De hele werkwoorden staan in de tegenwoordige tijd in het meervoud. Ze eindigen meestal op en en soms op n.
maken, lopen, gapen, spelen, meten, smeren, leren, wonen, vragen, praten...
De hele werkwoorden kunnen we vervoegen. Kijk maar eens naar het werkwoord spelen. |
spelen, tt | ||
ik | speel | |
jij, je, u | speelt | |
hij, zij, het | speelt | |
speel | jij? | |
wij, we | spelen | |
jullie | spelen | |
zij, ze | spelen |
Let op: Sommige hele werkwoorden hebben een lange klinker.
Om die klinker lang te houden, moet je een extra klinker toevoegen in de ik-vorm: spelen - speel
- De ik-vorm krijgt nooit een t.
ik maak, ik loop, ik gaap, ik speel - Een ander (mens, dier of ding) krijgt altijd een t, behalve als er je of jij achter het werkwoord staat.
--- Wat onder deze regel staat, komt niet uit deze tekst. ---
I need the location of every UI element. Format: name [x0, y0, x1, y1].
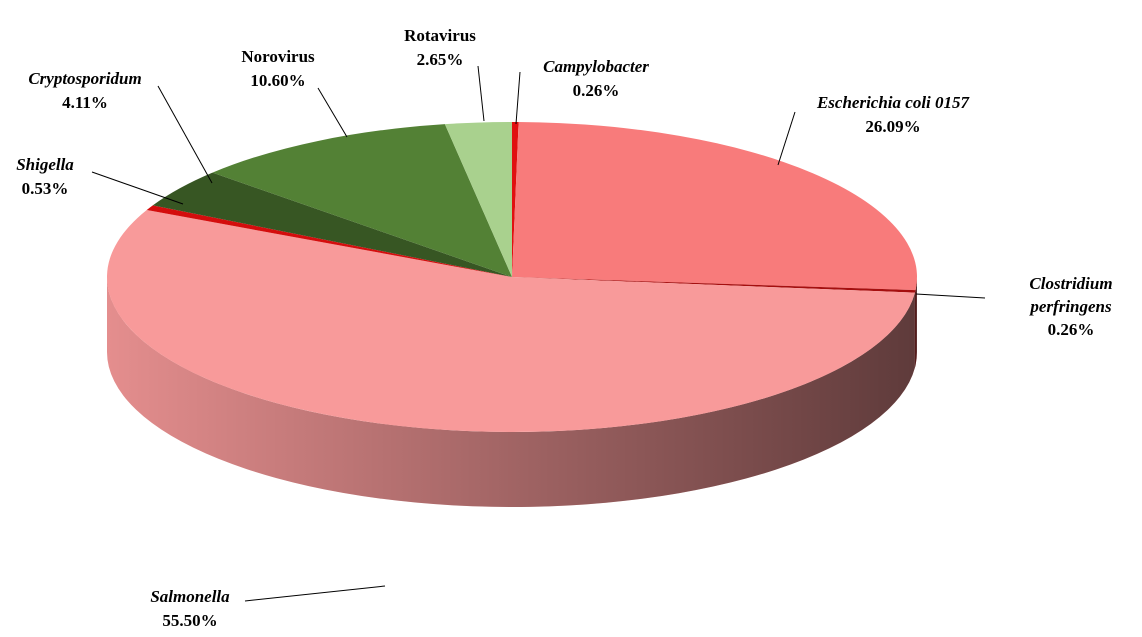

speel jij, loop jij, gaap jij, speel je…
Voor het hele werkwoord kun je bijna altijd Ik kan zetten.
Ik kan maken. Ik kan lopen. Ik kan gapen. Ik kan spelen. |
Ik kan leren. Ik kan meten. Ik kan vragen. Ik kan praten. |
Hoe werkt dat nu met werkwoorden waarvan de stam eindigt op een d?
Een werkwoord in de tegenwoordige tijd kan alleen op een d eindigen, als de stam van het werkwoord op een d eindigt.
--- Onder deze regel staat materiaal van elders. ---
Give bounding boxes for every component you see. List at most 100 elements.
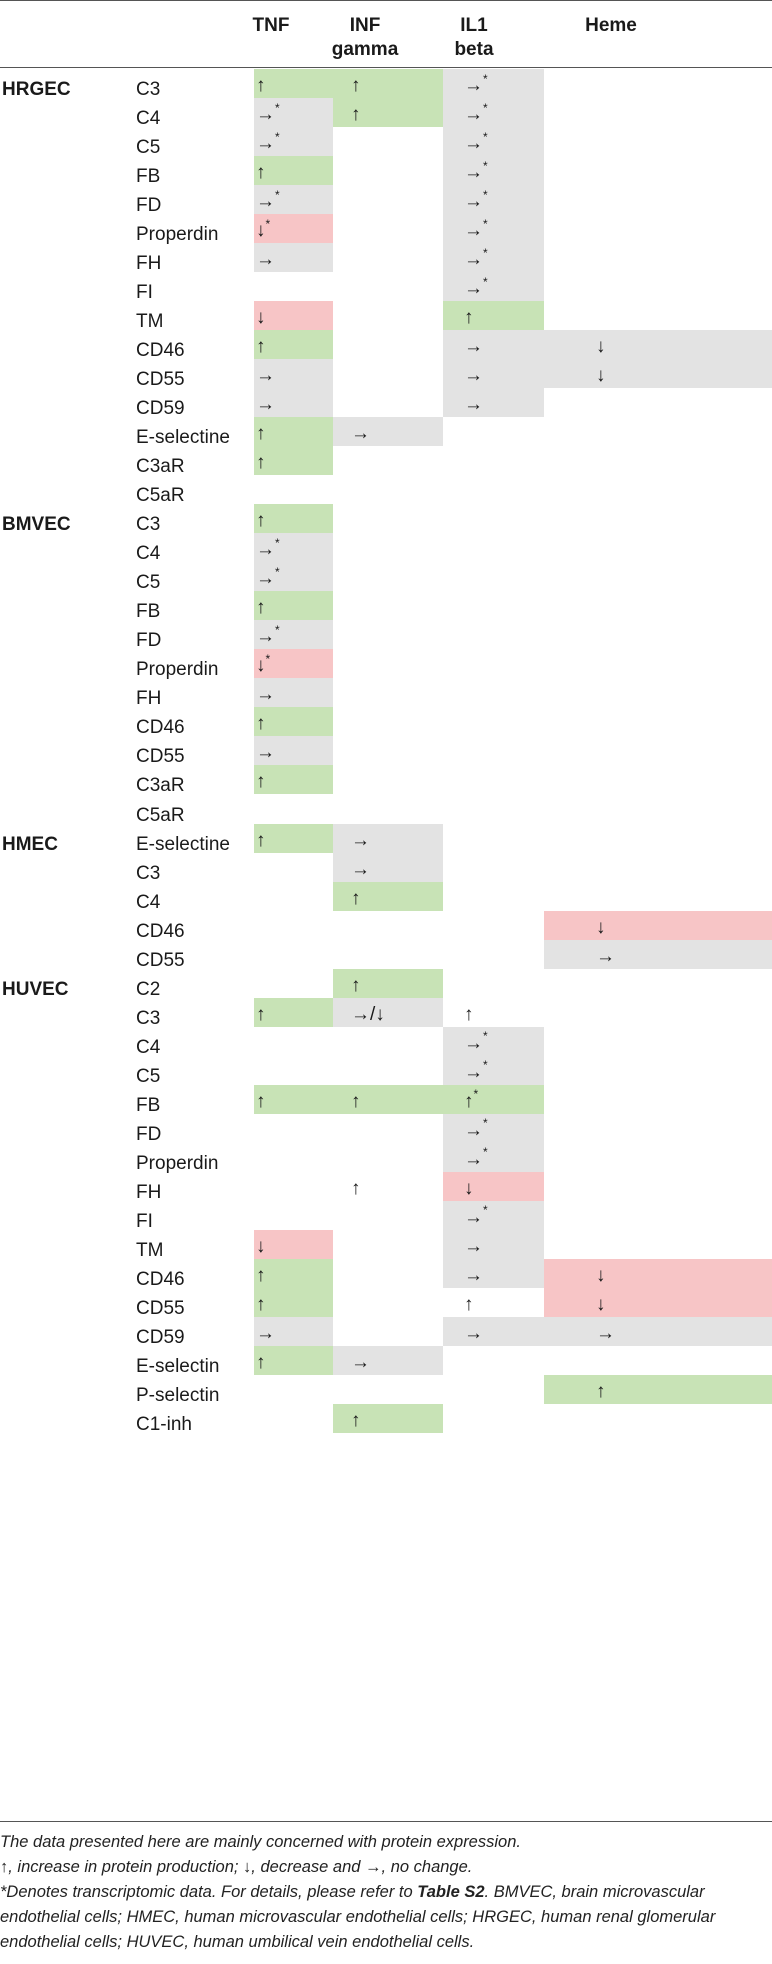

raden - raad, laden - laad, kleden - kleed...
Kijk maar eens naar het werkwoord ‘raden’.
raden, tt | ||
ik | raad | |
jij, je, u | raadt | |
hij, zij, het | raadt | |
raad | jij? | |
wij, we | raden | |
jullie | raden | |
zij, ze | raden |
Je kunt niet altijd horen of je achter een werkwoord een t moet toevoegen. Als je twijfelt kun je het werkwoord waarvan de stam eindigt op een d vervangen
door bijvoorbeeld lopen.
'Jij loopt', eindigt op een t, dus 'jij raadt' eindigt ook op een t.